Hunnisett, who underwent a sex change in prison and is now called Crystal, was first jailed in 2002 over the death of 81-year-old Reverend Ronald Glazebrook, who he had been lodging with as a teenager in St Leonards on Sea, in East Sussex.

The vicar’s severed head and limbs were discovered in a sports bag on a traffic island in Hastings, and his torso was found near Eastbourne.

Hunnisett was convicted at trial and spent eight years in prison before the murder conviction was quashed on appeal and the case was sent for a retrial.

Jurors then cleared Hunnisett of the murder, after he described punching Rev Glazebrook to stop him touching him in the bath, finding the pensioner dead the next morning. Four months after being released from prison, Hunnisett attacked supermarket worker Mr Bick in Bexhill.

Hunnisett had drawn up a “hit list” of targets for an attack while in prison, and on release set-up an online “honeytrap”.

Mr Bick used social media and dating websites to meet men, but the court heard there was “not a shred of evidence” that he was a paedophile.

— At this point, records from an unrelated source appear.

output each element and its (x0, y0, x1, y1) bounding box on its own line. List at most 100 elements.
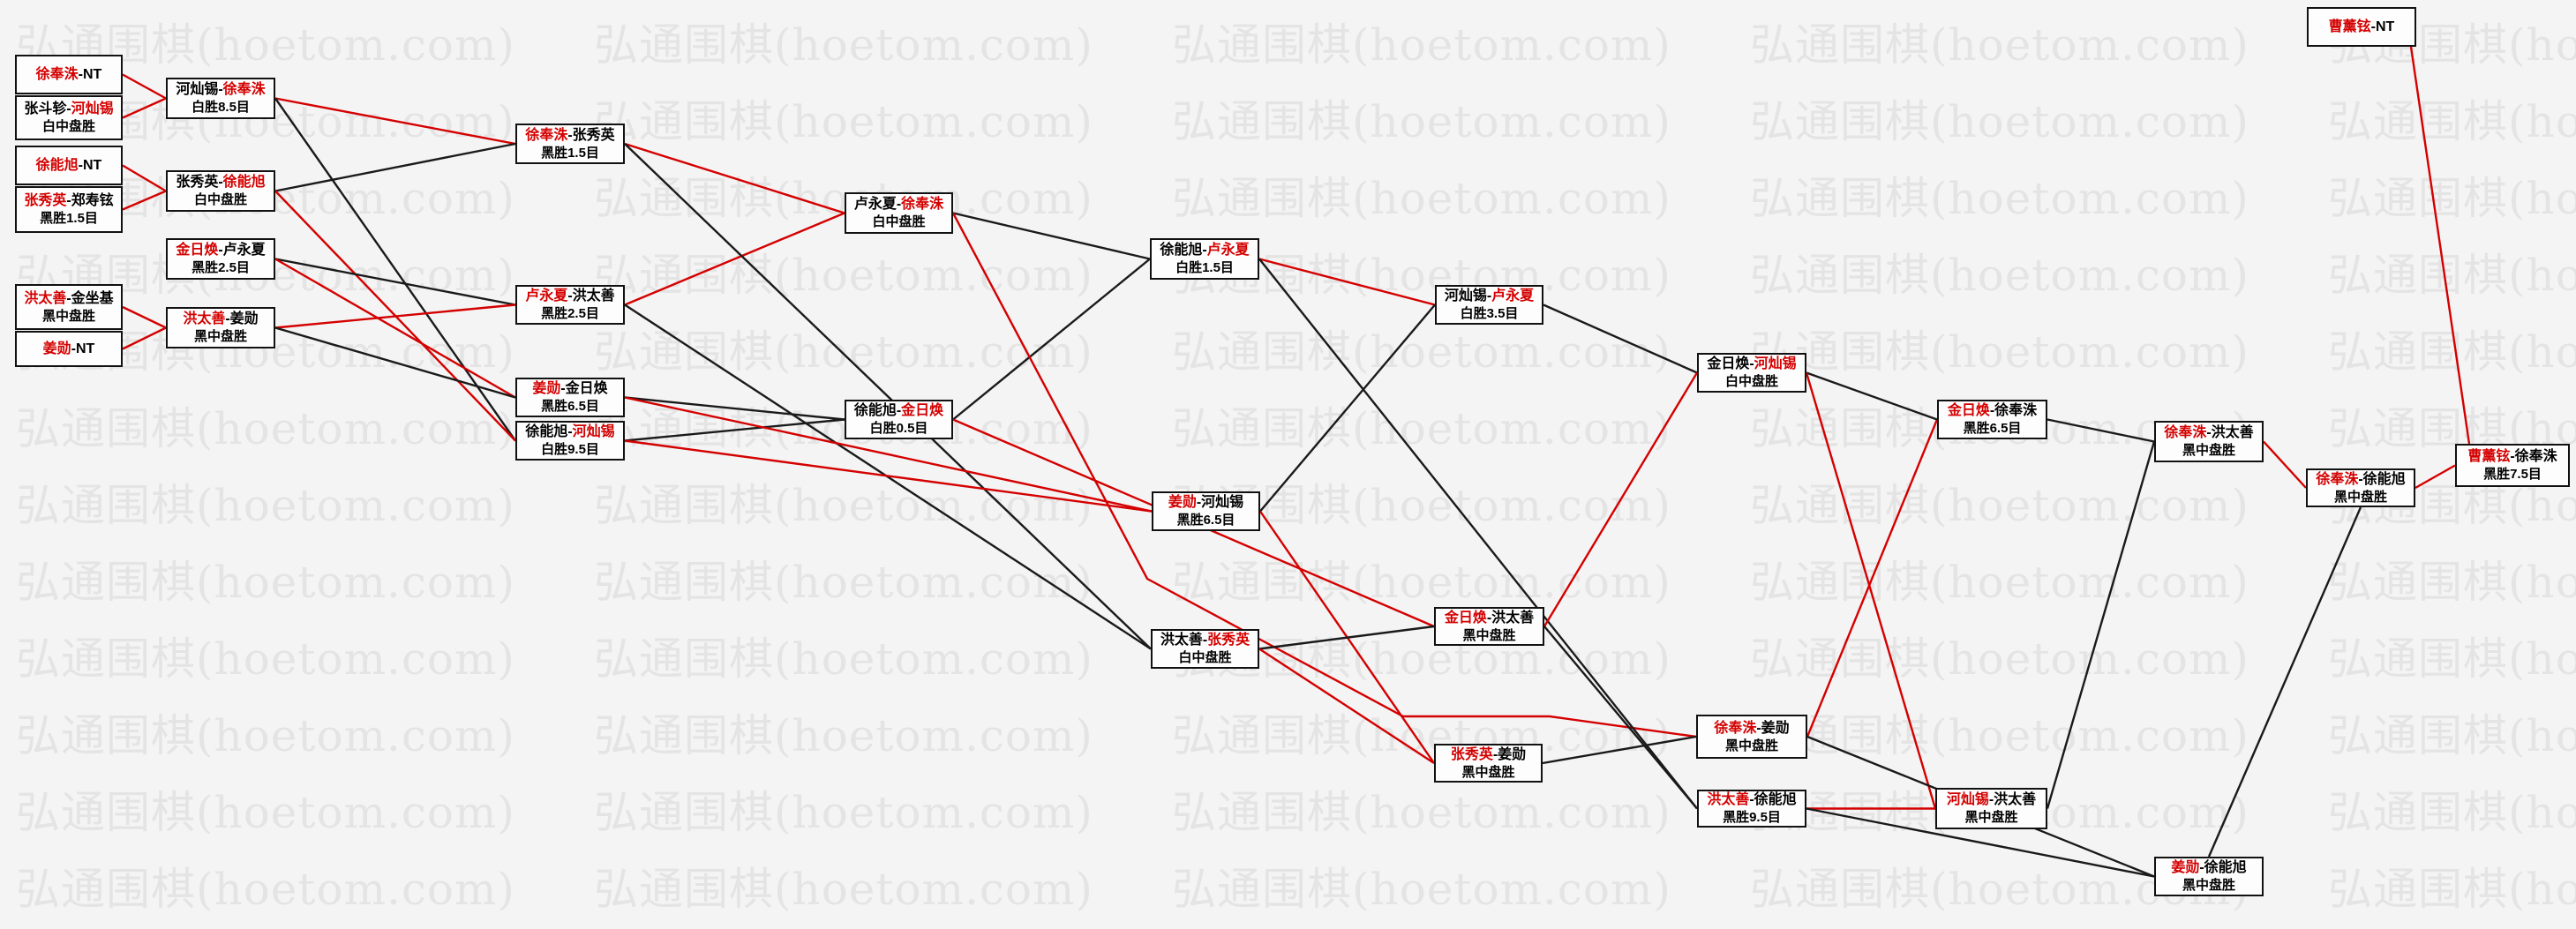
match-result: 白胜0.5目 (869, 421, 928, 436)
match-box-E: 洪太善-金坐基 黑中盘胜 (15, 284, 123, 330)
player-separator: - (896, 197, 902, 212)
player-name-black-side: 洪太善 (1160, 633, 1203, 648)
match-box-G: 河灿锡-徐奉洙 白胜8.5目 (166, 78, 275, 119)
match-players: 徐能旭-金日焕 (846, 402, 951, 420)
player-name-white-side: 洪太善 (1994, 792, 2037, 807)
match-players: 金日焕-卢永夏 (168, 242, 274, 259)
player-name-black-side: 金日焕 (176, 243, 219, 258)
player-name-white-side: 姜勋 (229, 311, 259, 326)
match-box-J: 洪太善-姜勋 黑中盘胜 (166, 307, 275, 348)
match-players: 徐奉洙-洪太善 (2156, 424, 2262, 442)
player-name-white-side: 徐奉洙 (901, 197, 944, 212)
match-players: 洪太善-徐能旭 (1699, 791, 1805, 809)
player-separator: - (66, 101, 71, 116)
player-name-white-side: 洪太善 (2211, 425, 2254, 440)
player-separator: - (78, 66, 83, 82)
player-separator: - (1202, 243, 1207, 258)
winner-path-line-AA-AC (2263, 440, 2307, 489)
match-box-U: 金日焕-洪太善 黑中盘胜 (1434, 607, 1544, 646)
player-separator: - (2199, 860, 2204, 875)
match-result: 黑中盘胜 (1461, 764, 1515, 780)
winner-path-line-Q-T (1258, 258, 1436, 306)
match-players: 张秀英-郑寿铉 (17, 192, 121, 210)
winner-path-line-G-K (274, 97, 516, 146)
match-box-D: 张秀英-郑寿铉 黑胜1.5目 (15, 186, 123, 233)
match-result: 黑胜2.5目 (192, 260, 250, 275)
player-separator: - (66, 290, 71, 306)
match-players: 徐能旭-卢永夏 (1152, 242, 1258, 259)
winner-path-line-N-R (624, 439, 1153, 513)
match-box-AD: 曹薰铉-NT (2307, 7, 2416, 47)
player-name-white-side: 河灿锡 (1201, 495, 1244, 510)
match-box-W1: 徐奉洙-姜勋 黑中盘胜 (1696, 715, 1807, 759)
player-separator: - (2358, 471, 2363, 487)
player-name-black-side: 姜勋 (2171, 860, 2200, 875)
match-box-A: 徐奉洙-NT (15, 55, 123, 94)
match-box-Z: 河灿锡-洪太善 黑中盘胜 (1935, 788, 2047, 829)
match-box-AA: 徐奉洙-洪太善 黑中盘胜 (2154, 421, 2264, 462)
loser-path-line-T-X (1543, 303, 1698, 374)
match-box-K: 徐奉洙-张秀英 黑胜1.5目 (515, 124, 625, 164)
player-name-black-side: 徐奉洙 (2164, 425, 2207, 440)
match-players: 张斗轸-河灿锡 (17, 101, 121, 118)
player-name-black-side: 张秀英 (176, 175, 219, 190)
winner-path-line-C-H (122, 164, 167, 192)
player-name-black-side: 徐奉洙 (2316, 471, 2359, 487)
winner-path-line-A-G (122, 73, 167, 100)
match-box-H: 张秀英-徐能旭 白中盘胜 (166, 170, 275, 212)
winner-path-line-D-H (122, 190, 167, 211)
match-box-N: 徐能旭-河灿锡 白胜9.5目 (515, 421, 625, 461)
player-separator: - (1988, 792, 1994, 807)
loser-path-line-H-K (274, 142, 516, 192)
player-name-black-side: 姜勋 (42, 341, 71, 356)
match-result: 黑胜6.5目 (1176, 513, 1235, 528)
loser-path-line-Q-W2 (1258, 258, 1698, 810)
player-name-white-side: 徐能旭 (1754, 792, 1797, 807)
loser-path-line-I-L (274, 258, 516, 306)
loser-path-line-J-M (274, 326, 516, 399)
match-players: 河灿锡-徐奉洙 (168, 81, 274, 99)
player-separator: - (218, 243, 223, 258)
loser-path-line-X-Y (1806, 371, 1938, 421)
winner-path-line-S-V (1258, 648, 1435, 765)
player-name-black-side: 徐奉洙 (525, 127, 568, 143)
match-result: 白胜9.5目 (541, 442, 599, 457)
player-separator: - (78, 157, 83, 173)
winner-path-line-K-O (624, 142, 845, 214)
match-result: 黑中盘胜 (2182, 443, 2235, 458)
player-separator: - (218, 175, 223, 190)
match-players: 河灿锡-洪太善 (1937, 791, 2046, 809)
player-name-white-side: 卢永夏 (222, 243, 266, 258)
player-name-white-side: 张秀英 (572, 127, 615, 143)
match-result: 黑胜9.5目 (1723, 810, 1781, 825)
match-box-Q: 徐能旭-卢永夏 白胜1.5目 (1150, 238, 1259, 280)
winner-path-line-AD-AE (2409, 46, 2471, 445)
match-result: 黑胜6.5目 (541, 399, 599, 414)
player-separator: - (1196, 495, 1202, 510)
player-name-black-side: 洪太善 (1707, 792, 1750, 807)
player-separator: - (560, 381, 566, 396)
player-name-black-side: 张秀英 (1450, 746, 1493, 762)
match-players: 河灿锡-卢永夏 (1437, 288, 1542, 305)
loser-path-line-O-Q (952, 212, 1151, 260)
player-name-black-side: 河灿锡 (1444, 288, 1487, 303)
player-separator: - (567, 424, 573, 439)
loser-path-line-R-T (1259, 303, 1436, 513)
player-name-black-side: 曹薰铉 (2467, 449, 2511, 464)
match-result: 白中盘胜 (1178, 650, 1232, 665)
match-result: 黑胜1.5目 (40, 211, 98, 226)
match-players: 曹薰铉-徐奉洙 (2457, 448, 2568, 466)
match-box-AE: 曹薰铉-徐奉洙 黑胜7.5目 (2455, 444, 2570, 487)
player-name-black-side: 卢永夏 (853, 197, 897, 212)
match-result: 白中盘胜 (872, 214, 926, 229)
match-players: 姜勋-金日焕 (517, 380, 623, 398)
loser-path-line-V-W1 (1542, 735, 1697, 765)
match-box-P: 徐能旭-金日焕 白胜0.5目 (845, 400, 953, 439)
match-players: 姜勋-徐能旭 (2156, 859, 2262, 877)
winner-path-line-M-R (624, 396, 1153, 513)
player-name-white-side: 河灿锡 (71, 101, 114, 116)
player-separator: - (2206, 425, 2212, 440)
match-result: 白胜1.5目 (1175, 260, 1234, 275)
match-box-R: 姜勋-河灿锡 黑胜6.5目 (1152, 491, 1260, 531)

At his trial, Hunnisett denied murder on the grounds of loss of control and diminished responsibility but was convicted and jailed for life with a minimum 18-year sentence. A 2015 appeal failed, and in 2018 Hunnisett was transferred to a secure hospital from prison.

The case was then revisited following an intervention by the Criminal Case Review Commission (CCRC), which put forward evidence on Hunnisett’s mental health and suggested murder should be replaced with a manslaughter conviction.

But the appeal was resisted by the CPS, who said “extreme caution” should be taken with Hunnisett’s diagnosis “given her tendency to fantasise and lie”.